By the author's own admission, this 'appalling ignorance' held by non-Muslims is actually *true* in the traditional heart of the Muslim world. "The Western view of Muslims living under military or monarchical despots is true mostly of the Middle East" and "women are living in the Dark Ages, also applies mostly to the Arab world". So in other words, this 'appalling ignorance' is actually *right* for what most of the 'ignorant' people would consider to be the 'Muslim world'.

What a useless article. If this is the best that apologists for Islam can come up with, they might as well give up now.
2009-08-06

ASIF FROM US said:
Ahmed Asghar: I assume you know Islam is based on Quran and Sunnah. In Sunnah it is very clear - bibi Ayesha used to wear niqab. There is ample evidence on this matter.

You mentioned Bahrain - I will mention Kuwait (where I grew up), Saudi where women do wear it.

Saying niqab is an issue of dominance shows your ignorance - there is nothing dominant about this. It is a choice that women make - esp if they live in Western countries. Let me assure you - women in Western countries wear niqab/hijab out of choice and personal conviction.

2009-07-31

AHMED ASGHER FROM BAHRAIN said:
There is no such thing as niqab, a total covering of the face, in Quran. It is based on cultural norms and one can see this in varying forms in Islamic world.

For example in Bahrain as in many other Muslim countries, majority of Muslim women do not cover their entire faces. I personally am against all forms of dominance; including French dominance but this is their country and they have the right to stick to their cultural norms, as they do worst in Saudi Arabia or Afghanistan.

We must not throw stones whilst we live in glass houses.

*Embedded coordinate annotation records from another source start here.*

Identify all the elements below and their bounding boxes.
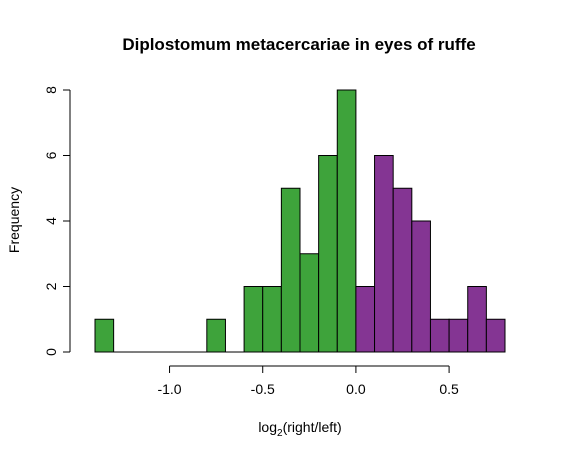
x-tick-label: -0.5 bbox=[251, 381, 275, 397]
histogram-bar bbox=[467, 286, 487, 353]
histogram-bar bbox=[429, 318, 450, 353]
x-tick-label: 0.0 bbox=[346, 381, 366, 397]
histogram-bar bbox=[411, 220, 431, 353]
histogram-bar bbox=[374, 155, 394, 353]
y-tick-label: 8 bbox=[43, 86, 59, 94]
histogram-bars bbox=[94, 89, 506, 353]
x-axis: -1.0 -0.5 0.0 0.5 bbox=[157, 365, 459, 397]
histogram-bar bbox=[318, 155, 338, 353]
y-axis-label: Frequency bbox=[6, 187, 22, 253]
histogram-bar bbox=[243, 286, 264, 353]
y-tick-label: 6 bbox=[43, 151, 59, 159]
histogram-bar bbox=[448, 318, 469, 353]
histogram-bar bbox=[262, 286, 282, 353]
histogram-bar bbox=[485, 318, 506, 353]
histogram-bar bbox=[280, 187, 301, 353]
histogram-bar bbox=[299, 253, 320, 353]
x-tick-label: 0.5 bbox=[439, 381, 459, 397]
y-tick-label: 0 bbox=[43, 348, 59, 356]
chart-title: Diplostomum metacercariae in eyes of ruf… bbox=[122, 35, 475, 54]
histogram-bar bbox=[336, 89, 357, 353]
histogram-bar bbox=[206, 318, 226, 353]
y-tick-label: 4 bbox=[43, 217, 59, 225]
x-axis-label: log2(right/left) bbox=[258, 419, 341, 439]
histogram-bar bbox=[392, 187, 413, 353]
histogram-bar bbox=[355, 286, 376, 353]
x-tick-label: -1.0 bbox=[157, 381, 181, 397]
y-tick-label: 2 bbox=[43, 282, 59, 290]
y-axis: 0 2 4 6 8 bbox=[43, 86, 71, 356]
histogram-bar bbox=[94, 318, 115, 353]
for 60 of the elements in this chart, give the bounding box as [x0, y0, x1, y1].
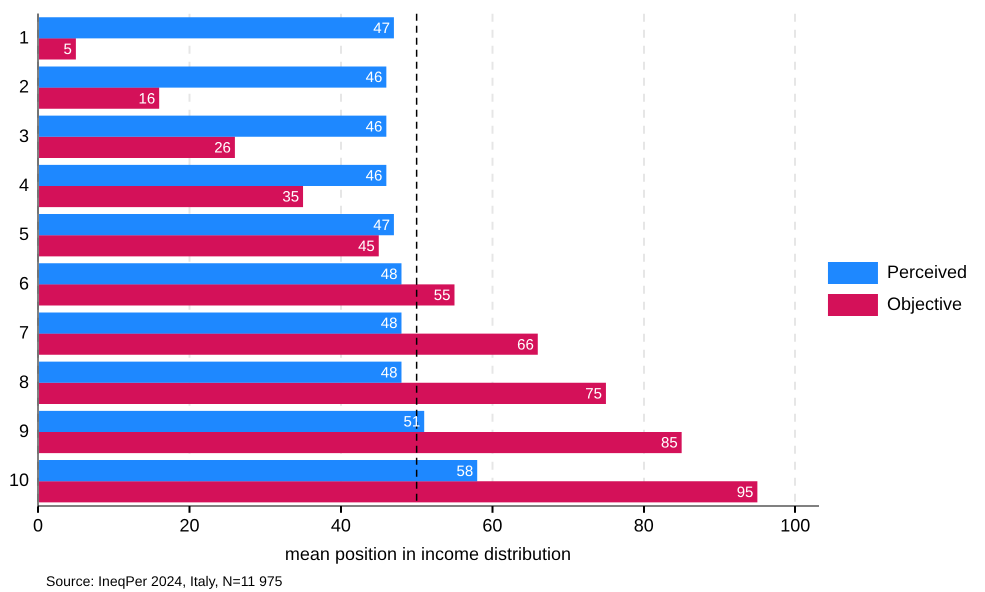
data-label: 26	[214, 140, 231, 157]
data-label: 16	[138, 90, 156, 108]
x-tick-label: 100	[780, 516, 810, 536]
bar	[39, 17, 394, 38]
data-label: 85	[660, 434, 678, 452]
bar	[39, 214, 394, 236]
bar	[39, 284, 454, 306]
y-tick-label: 7	[19, 322, 30, 343]
data-label: 35	[282, 188, 300, 206]
data-label: 45	[358, 238, 375, 255]
legend-label: Objective	[886, 294, 962, 314]
bar	[39, 88, 160, 109]
y-tick-label: 9	[19, 420, 30, 441]
x-tick-label: 20	[179, 516, 200, 536]
y-tick-label: 8	[19, 372, 30, 392]
x-tick-label: 60	[482, 516, 502, 536]
data-label: 95	[736, 484, 754, 501]
bar	[39, 410, 424, 432]
x-axis-title: mean position in income distribution	[284, 544, 572, 564]
data-label: 66	[517, 336, 534, 354]
y-tick-label: 6	[19, 273, 30, 294]
bar	[39, 38, 76, 60]
bar	[39, 116, 386, 137]
data-label: 48	[380, 315, 398, 332]
data-label: 48	[380, 266, 398, 283]
y-tick-label: 2	[19, 76, 30, 97]
data-label: 51	[404, 414, 420, 431]
data-label: 46	[366, 168, 382, 185]
bar	[39, 136, 235, 158]
bar	[39, 66, 386, 88]
data-label: 46	[366, 118, 382, 136]
data-label: 5	[64, 41, 72, 58]
bar	[39, 432, 682, 454]
x-tick-label: 0	[33, 516, 44, 536]
y-tick-label: 1	[19, 27, 30, 48]
data-label: 58	[456, 462, 474, 480]
bar	[39, 186, 304, 208]
data-label: 46	[366, 69, 382, 86]
bar	[39, 334, 538, 355]
y-tick-label: 10	[8, 470, 30, 490]
data-label: 47	[373, 20, 390, 37]
x-tick-label: 40	[330, 516, 351, 536]
bar	[39, 263, 402, 284]
bar	[39, 312, 402, 334]
bar	[39, 235, 379, 256]
source-note: Source: IneqPer 2024, Italy, N=11 975	[46, 573, 283, 589]
data-label: 48	[380, 364, 398, 382]
bar	[39, 164, 386, 186]
bar	[39, 362, 402, 383]
data-label: 55	[434, 287, 450, 304]
x-tick-label: 80	[634, 516, 654, 536]
bar	[39, 382, 606, 404]
data-label: 75	[585, 386, 602, 403]
bar	[39, 481, 758, 502]
bar	[39, 460, 478, 482]
legend-label: Perceived	[886, 262, 968, 282]
data-label: 47	[373, 216, 390, 234]
y-tick-label: 5	[19, 224, 30, 244]
y-tick-label: 3	[19, 126, 30, 146]
y-tick-label: 4	[19, 174, 30, 195]
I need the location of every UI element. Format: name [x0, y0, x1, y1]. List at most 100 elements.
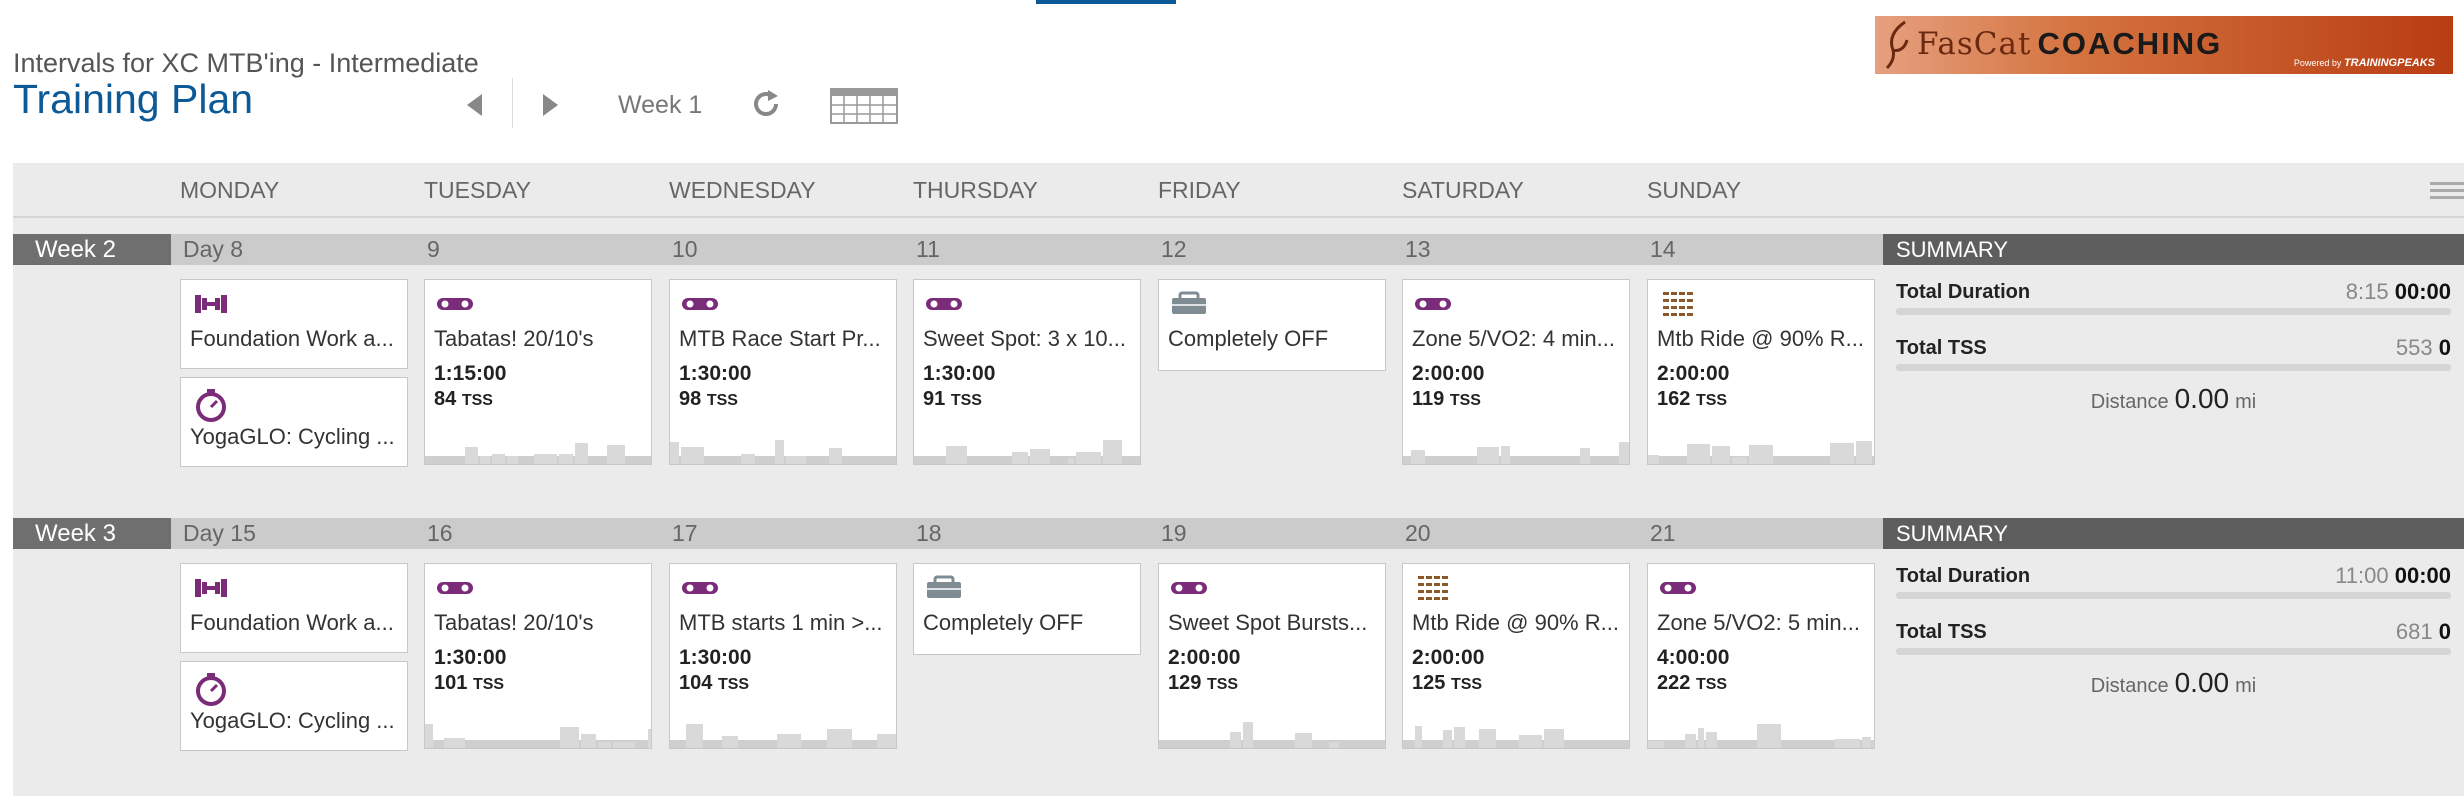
total-duration-label: Total Duration — [1896, 281, 2031, 303]
total-duration-row: Total Duration 8:15 00:00 — [1896, 265, 2451, 321]
day-header-wednesday: WEDNESDAY — [669, 177, 816, 203]
summary-title: SUMMARY — [1883, 518, 2464, 549]
day-number: 14 — [1650, 236, 1676, 262]
workout-title: Zone 5/VO2: 5 min... — [1657, 610, 1860, 635]
workout-profile-graph — [425, 724, 651, 748]
workout-card[interactable]: MTB Race Start Pr... 1:30:00 98 TSS — [669, 279, 897, 465]
workout-card[interactable]: Foundation Work a... — [180, 563, 408, 653]
workout-tss: 125 TSS — [1412, 672, 1482, 695]
workout-duration: 2:00:00 — [1412, 362, 1485, 385]
workout-card[interactable]: Sweet Spot: 3 x 10... 1:30:00 91 TSS — [913, 279, 1141, 465]
workout-profile-graph — [1648, 441, 1874, 464]
workout-card[interactable]: Foundation Work a... — [180, 279, 408, 369]
day-number: 20 — [1405, 520, 1431, 546]
completed-duration: 00:00 — [2394, 563, 2451, 588]
nav-divider — [512, 78, 513, 128]
workout-title: Zone 5/VO2: 4 min... — [1412, 326, 1615, 351]
workout-duration: 1:15:00 — [434, 362, 507, 385]
workout-card[interactable]: Tabatas! 20/10's 1:15:00 84 TSS — [424, 279, 652, 465]
bike-icon — [681, 290, 719, 318]
workout-card[interactable]: Mtb Ride @ 90% R... 2:00:00 125 TSS — [1402, 563, 1630, 749]
day-number: 10 — [672, 236, 698, 262]
day-header-thursday: THURSDAY — [913, 177, 1038, 203]
workout-tss: 222 TSS — [1657, 672, 1727, 695]
distance-value: 0.00 — [2174, 667, 2230, 698]
total-duration-label: Total Duration — [1896, 565, 2031, 587]
workout-tss: 98 TSS — [679, 388, 738, 411]
logo-trainingpeaks: TRAININGPEAKS — [2343, 57, 2435, 69]
planned-tss: 553 — [2395, 335, 2433, 360]
day-number: Day 8 — [183, 236, 244, 262]
cat-figure-icon — [1885, 20, 1909, 70]
chevron-right-icon — [543, 94, 558, 116]
planned-duration: 8:15 — [2345, 279, 2389, 304]
tss-value: 101 — [434, 672, 468, 694]
workout-card[interactable]: Completely OFF — [913, 563, 1141, 655]
workout-card[interactable]: YogaGLO: Cycling ... — [180, 661, 408, 751]
workout-title: Foundation Work a... — [190, 326, 394, 351]
tss-unit: TSS — [1695, 392, 1728, 409]
day-header-sunday: SUNDAY — [1647, 177, 1742, 203]
refresh-button[interactable] — [748, 86, 784, 122]
total-duration-value: 11:00 00:00 — [2335, 563, 2451, 589]
calendar-button[interactable] — [830, 86, 898, 124]
total-tss-row: Total TSS 681 0 — [1896, 605, 2451, 661]
workout-card[interactable]: Mtb Ride @ 90% R... 2:00:00 162 TSS — [1647, 279, 1875, 465]
workout-duration: 1:30:00 — [679, 362, 752, 385]
day-number: 21 — [1650, 520, 1676, 546]
tss-unit: TSS — [1449, 392, 1481, 409]
workout-title: MTB Race Start Pr... — [679, 326, 881, 351]
day-header-friday: FRIDAY — [1158, 177, 1241, 203]
distance-unit: mi — [2235, 391, 2257, 413]
workout-duration: 1:30:00 — [679, 646, 752, 669]
menu-icon[interactable] — [2430, 178, 2464, 204]
page-title: Training Plan — [13, 76, 254, 122]
total-tss-value: 553 0 — [2396, 335, 2451, 361]
workout-title: Tabatas! 20/10's — [434, 326, 594, 351]
strength-icon — [192, 574, 230, 602]
logo-brand: FasCat — [1917, 26, 2032, 62]
workout-tss: 129 TSS — [1168, 672, 1238, 695]
distance-label: Distance — [2090, 675, 2169, 697]
stopwatch-icon — [192, 672, 230, 706]
duration-progress-bar — [1896, 592, 2451, 599]
workout-card[interactable]: Completely OFF — [1158, 279, 1386, 371]
planned-tss: 681 — [2395, 619, 2433, 644]
workout-card[interactable]: Tabatas! 20/10's 1:30:00 101 TSS — [424, 563, 652, 749]
week-bar — [13, 234, 1883, 265]
mtb-icon — [1414, 574, 1452, 604]
week-label: Week 3 — [13, 518, 171, 549]
tss-value: 222 — [1657, 672, 1691, 694]
next-week-button[interactable] — [537, 84, 563, 126]
workout-profile-graph — [670, 440, 896, 464]
workout-title: Sweet Spot: 3 x 10... — [923, 326, 1127, 351]
day-number: 9 — [427, 236, 440, 262]
previous-week-button[interactable] — [462, 84, 488, 126]
workout-card[interactable]: MTB starts 1 min >... 1:30:00 104 TSS — [669, 563, 897, 749]
workout-card[interactable]: Sweet Spot Bursts... 2:00:00 129 TSS — [1158, 563, 1386, 749]
day-header-tuesday: TUESDAY — [424, 177, 531, 203]
workout-title: Mtb Ride @ 90% R... — [1412, 610, 1619, 635]
tss-unit: TSS — [1695, 676, 1728, 693]
workout-profile-graph — [1648, 724, 1874, 748]
total-duration-row: Total Duration 11:00 00:00 — [1896, 549, 2451, 605]
workout-duration: 2:00:00 — [1412, 646, 1485, 669]
tss-unit: TSS — [717, 676, 750, 693]
calendar-icon — [830, 88, 898, 124]
completed-tss: 0 — [2438, 335, 2451, 360]
workout-card[interactable]: Zone 5/VO2: 4 min... 2:00:00 119 TSS — [1402, 279, 1630, 465]
day-off-icon — [925, 574, 963, 602]
workout-duration: 4:00:00 — [1657, 646, 1730, 669]
tss-unit: TSS — [1206, 676, 1239, 693]
workout-card[interactable]: Zone 5/VO2: 5 min... 4:00:00 222 TSS — [1647, 563, 1875, 749]
workout-tss: 119 TSS — [1412, 388, 1481, 411]
day-number: 18 — [916, 520, 942, 546]
stopwatch-icon — [192, 388, 230, 422]
header-divider — [13, 216, 2464, 218]
distance-value: 0.00 — [2174, 383, 2230, 414]
refresh-icon — [754, 90, 778, 116]
workout-card[interactable]: YogaGLO: Cycling ... — [180, 377, 408, 467]
planned-duration: 11:00 — [2335, 563, 2389, 588]
workout-duration: 1:30:00 — [923, 362, 996, 385]
tss-value: 125 — [1412, 672, 1446, 694]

If it was up to me and I did not like their ways; then I would check out of that place fast and go somewhere where I am respected.

2009-07-30

SOFIA FROM USA said:
Looking back into history of some western nations, we come across several similar episodes. One example, how the United States got the Native Americans to don western attire and become "Christianised." This kind of cultural assault on another group of people was done-- and is being done-- in order to wipe out/destroy another competing culture/people and to gain dominance. Ironically, using these tactics such as Mr. Sarkozy of France is indulging in also violates their own cultural values of freedom and democracy. They are reaping what they are sowing even as they are doing the sowing!
2009-07-29

PROF.M.YAMATHULLAH FROM INDIA said:
Christians apathy to anything connected with Islam
has been well known to the world.Wearing "burqa"
(loose outer garment of Muslim women, when they go
out) is as per Quranic directive.It des not make
them subservient or secluded but saves them from
mischief of men.
2009-07-27

ALI FROM US said:
Sayeed- Niqaab is not entirely thru male pressure as there are many women, especially in the western countries who choose to wear a niqab due to their own interpretation of islamic texts and matters of personal faith.. Just as there are young muslims who do various acts due to their own interpretation doesn't mean that is not supported by the islamic texts. We know that Islam is dynammic and one opinioin does not negate others as long it is not against the Quran and Sunnah, rather completes into a circle of tolerance and unity.
2009-07-27

NURAINI FROM MALAYSIA said:
Have always seen this inconsistency in Western rhetoric. Unfortunately, even some Muslims swallow it without thinking about it critically.
2009-07-27

SAYEED FROM BANGLADESH said:
I think nikab is a sign of male domination, male
oppression against women. Nobody can prove that it
is prescribed in Quran and Sunnah. Very often we
failed to follow the true religion of Islam and
become a critique of western leaders. In other
words we provide them the opportunity to be
critical against Muslims by not sticking to the
true faith of Islam.
2009-07-26

KEVIN ROSS FROM ENGLAND said:
I am not a muslim, though I have lived in a country where nearly everyone is. I found this article very interesting and enlightening. I have one concern and that is the reference to a man who hates muslims as racist. Is there such a thing as the muslim race? No, Islam is a religion(though perhaps a bit more to), open to anyone who follows its call. Is it perhaps something of a problem that muslims do see themselves as something different from other people, i think so.
My wife is asian so I am touched by racism and I live with it, it is mostly ignorance causing fear in the ignorant.
I would also say that the media do not reflect what western people think, very many of us are really sick of them.
I know that the vast majority of Muslims are good people and no other group can say better than that.